Wie das Magazin Le Point berichtet, überzeugte diese Argumentation vor Gericht nicht. Staatsanwältin Choutia wies daraufhin, dass das Video nur fünfunddreißig Sekunden lang sei und sagte: »Zu keinem Zeitpunkt in diesen fünfunddreißig Sekunden ist von Frieden die Rede.« Atals Anwalt Antoine Vey erwiderte: »Er hat eine Botschaft der Unterstützung für die Palästinenser in Gaza gesendet. Für ihn ist das Frieden, und da ist er nicht der Einzige.«

Das verbreitete antisemitische Denkmuster, das dieser Aussage zugrunde liegt, lautet: Wer Israel hasst, tut etwas für den »Frieden«. Atals Argumentation, weshalb er kein Antisemit sei, war ebenso merkwürdig: Er habe im Sommer 2023 mit seinem Club im Europacup gegen Tel Aviv gespielt und »nicht gezögert«, zu der Partie anzutreten. Damit bezog er sich offenbar auf die Sportboykotte einiger Verbände in islamistisch regierten Ländern wie dem Iran, die ihren Sportlern verbieten, bei Wettbewerben gegen Israelis anzutreten. »Ich bin nicht antisemitisch. Ich bin weder gegen Juden noch gegen Christen, ich habe gegen niemanden Hass«, beteuerte er bei der Anhörung.

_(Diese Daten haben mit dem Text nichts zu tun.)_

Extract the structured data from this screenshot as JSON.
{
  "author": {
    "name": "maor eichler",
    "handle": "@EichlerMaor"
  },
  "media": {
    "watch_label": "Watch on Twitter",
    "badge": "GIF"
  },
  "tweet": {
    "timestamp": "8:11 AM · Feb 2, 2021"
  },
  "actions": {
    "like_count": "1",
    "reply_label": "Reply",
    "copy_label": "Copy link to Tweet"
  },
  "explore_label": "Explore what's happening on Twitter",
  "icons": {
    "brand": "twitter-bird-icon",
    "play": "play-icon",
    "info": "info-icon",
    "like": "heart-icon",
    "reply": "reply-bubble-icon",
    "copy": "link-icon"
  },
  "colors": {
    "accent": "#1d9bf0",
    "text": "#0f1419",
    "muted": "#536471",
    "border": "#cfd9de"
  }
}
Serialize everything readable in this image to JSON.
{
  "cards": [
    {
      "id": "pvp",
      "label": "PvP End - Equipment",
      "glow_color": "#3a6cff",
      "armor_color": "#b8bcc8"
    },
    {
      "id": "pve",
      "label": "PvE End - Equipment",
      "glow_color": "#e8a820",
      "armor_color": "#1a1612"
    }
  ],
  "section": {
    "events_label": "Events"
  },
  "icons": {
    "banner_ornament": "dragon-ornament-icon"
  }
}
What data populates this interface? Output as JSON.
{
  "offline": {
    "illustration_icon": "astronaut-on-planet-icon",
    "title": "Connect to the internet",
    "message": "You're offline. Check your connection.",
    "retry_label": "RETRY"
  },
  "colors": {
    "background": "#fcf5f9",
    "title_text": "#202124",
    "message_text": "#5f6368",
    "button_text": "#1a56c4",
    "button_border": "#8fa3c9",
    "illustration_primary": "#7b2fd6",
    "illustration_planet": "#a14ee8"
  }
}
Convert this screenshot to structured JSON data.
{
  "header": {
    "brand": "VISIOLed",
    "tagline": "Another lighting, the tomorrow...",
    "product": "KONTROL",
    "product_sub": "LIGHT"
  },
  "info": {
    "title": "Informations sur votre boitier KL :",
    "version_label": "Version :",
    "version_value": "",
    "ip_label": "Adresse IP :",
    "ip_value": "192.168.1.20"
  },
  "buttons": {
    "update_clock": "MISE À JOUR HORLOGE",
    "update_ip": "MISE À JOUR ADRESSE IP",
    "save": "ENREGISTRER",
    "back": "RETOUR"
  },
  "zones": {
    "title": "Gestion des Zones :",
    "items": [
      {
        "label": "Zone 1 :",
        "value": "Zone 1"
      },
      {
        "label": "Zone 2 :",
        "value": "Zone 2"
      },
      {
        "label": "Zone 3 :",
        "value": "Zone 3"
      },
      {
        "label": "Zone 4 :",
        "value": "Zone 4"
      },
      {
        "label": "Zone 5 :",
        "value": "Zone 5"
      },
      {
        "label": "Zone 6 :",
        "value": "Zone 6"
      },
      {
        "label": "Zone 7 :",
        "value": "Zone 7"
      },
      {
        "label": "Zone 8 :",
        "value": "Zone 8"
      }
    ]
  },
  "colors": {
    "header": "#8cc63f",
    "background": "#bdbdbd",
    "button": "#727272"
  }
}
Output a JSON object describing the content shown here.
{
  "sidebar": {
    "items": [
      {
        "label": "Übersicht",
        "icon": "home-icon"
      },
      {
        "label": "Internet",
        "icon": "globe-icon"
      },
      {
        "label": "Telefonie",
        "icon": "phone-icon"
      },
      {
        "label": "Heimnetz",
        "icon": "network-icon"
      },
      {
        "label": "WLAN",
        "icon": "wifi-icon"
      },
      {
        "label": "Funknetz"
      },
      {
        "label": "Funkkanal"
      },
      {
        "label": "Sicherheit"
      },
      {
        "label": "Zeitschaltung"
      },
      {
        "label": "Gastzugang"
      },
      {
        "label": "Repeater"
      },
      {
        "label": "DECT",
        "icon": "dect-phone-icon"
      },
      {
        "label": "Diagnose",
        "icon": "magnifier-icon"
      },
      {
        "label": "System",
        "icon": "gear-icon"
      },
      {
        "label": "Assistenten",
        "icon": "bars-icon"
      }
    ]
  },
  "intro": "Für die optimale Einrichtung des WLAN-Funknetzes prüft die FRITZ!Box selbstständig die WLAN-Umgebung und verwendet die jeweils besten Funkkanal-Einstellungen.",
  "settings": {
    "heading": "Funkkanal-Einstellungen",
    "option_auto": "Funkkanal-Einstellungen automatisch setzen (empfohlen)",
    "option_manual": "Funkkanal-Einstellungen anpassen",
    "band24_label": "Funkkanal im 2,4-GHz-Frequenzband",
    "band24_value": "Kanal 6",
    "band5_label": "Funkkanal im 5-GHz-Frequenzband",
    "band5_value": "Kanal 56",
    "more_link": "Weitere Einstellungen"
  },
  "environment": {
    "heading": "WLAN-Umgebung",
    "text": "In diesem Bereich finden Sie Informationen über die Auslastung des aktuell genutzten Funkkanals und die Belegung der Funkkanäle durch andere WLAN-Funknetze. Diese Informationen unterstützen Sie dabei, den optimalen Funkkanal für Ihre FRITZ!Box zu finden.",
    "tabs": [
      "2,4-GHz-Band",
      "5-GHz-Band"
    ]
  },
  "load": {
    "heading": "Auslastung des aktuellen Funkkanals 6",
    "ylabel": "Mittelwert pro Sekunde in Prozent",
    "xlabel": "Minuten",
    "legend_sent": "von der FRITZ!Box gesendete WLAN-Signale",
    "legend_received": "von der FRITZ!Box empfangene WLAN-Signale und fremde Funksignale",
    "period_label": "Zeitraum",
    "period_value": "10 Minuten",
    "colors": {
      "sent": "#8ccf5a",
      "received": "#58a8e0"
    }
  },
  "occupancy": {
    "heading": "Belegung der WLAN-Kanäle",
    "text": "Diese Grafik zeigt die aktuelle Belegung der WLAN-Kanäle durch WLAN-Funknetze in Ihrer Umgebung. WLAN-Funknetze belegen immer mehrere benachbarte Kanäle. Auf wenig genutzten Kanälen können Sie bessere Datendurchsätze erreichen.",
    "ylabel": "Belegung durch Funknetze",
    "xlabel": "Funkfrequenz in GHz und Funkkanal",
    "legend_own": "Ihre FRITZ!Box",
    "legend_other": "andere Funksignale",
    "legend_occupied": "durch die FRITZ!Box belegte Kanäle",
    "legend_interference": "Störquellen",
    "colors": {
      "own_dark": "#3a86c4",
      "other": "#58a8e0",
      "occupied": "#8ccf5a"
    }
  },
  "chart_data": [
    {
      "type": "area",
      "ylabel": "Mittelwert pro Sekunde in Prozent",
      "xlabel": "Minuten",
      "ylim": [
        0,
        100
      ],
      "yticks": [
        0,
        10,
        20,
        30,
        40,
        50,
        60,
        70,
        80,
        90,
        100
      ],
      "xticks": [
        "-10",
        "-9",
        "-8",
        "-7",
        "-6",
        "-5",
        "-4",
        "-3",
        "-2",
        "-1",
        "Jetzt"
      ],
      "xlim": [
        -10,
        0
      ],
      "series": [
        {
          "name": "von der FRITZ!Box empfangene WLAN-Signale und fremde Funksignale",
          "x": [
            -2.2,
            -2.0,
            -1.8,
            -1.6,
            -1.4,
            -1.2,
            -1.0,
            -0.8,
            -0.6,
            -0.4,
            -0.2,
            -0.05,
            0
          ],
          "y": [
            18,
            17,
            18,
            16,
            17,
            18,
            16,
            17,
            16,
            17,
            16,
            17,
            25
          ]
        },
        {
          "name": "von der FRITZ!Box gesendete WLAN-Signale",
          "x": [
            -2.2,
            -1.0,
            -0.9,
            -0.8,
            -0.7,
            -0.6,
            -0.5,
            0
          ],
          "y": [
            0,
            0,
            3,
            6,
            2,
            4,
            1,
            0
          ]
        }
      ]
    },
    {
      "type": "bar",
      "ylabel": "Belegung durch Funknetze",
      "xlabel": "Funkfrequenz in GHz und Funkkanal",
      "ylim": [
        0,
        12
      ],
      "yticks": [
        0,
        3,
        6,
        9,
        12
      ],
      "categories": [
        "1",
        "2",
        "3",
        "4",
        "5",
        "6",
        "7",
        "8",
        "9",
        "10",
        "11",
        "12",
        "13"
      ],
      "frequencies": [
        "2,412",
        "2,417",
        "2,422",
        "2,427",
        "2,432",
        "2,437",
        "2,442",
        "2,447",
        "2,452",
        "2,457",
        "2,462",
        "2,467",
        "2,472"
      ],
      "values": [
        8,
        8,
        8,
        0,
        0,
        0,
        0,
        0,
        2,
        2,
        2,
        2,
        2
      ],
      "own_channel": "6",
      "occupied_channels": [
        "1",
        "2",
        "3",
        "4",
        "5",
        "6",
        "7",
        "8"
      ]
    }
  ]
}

Antisemitischer Anruf aus dem Krankenhaus

Im Dezember verurteilte das Verwaltungsgericht Toulon das Krankenhaus Fréjus wegen einer antisemitischen Beleidigung zu einer Geldstrafe. Als Bernard Ben Hamou am 11. Juni 2019 seinen Anrufbeantworter abgehört hatte, hörte er eine Anruferin aus dem Krankenhaus, in dem sein fast hundertjähriger Vater nach einem Schlaganfall stationär behandelt wurde, sagen: »Ein dreckiger Jude mehr.« Der 50-jährige Rettungssanitäter entschied sich zu einer Strafanzeige. Das Gericht erkannte die verschuldensunabhängige Haftung des Krankenhauses an. Wer genau den Anruf getätigt hatte, ließ sich nicht ermitteln.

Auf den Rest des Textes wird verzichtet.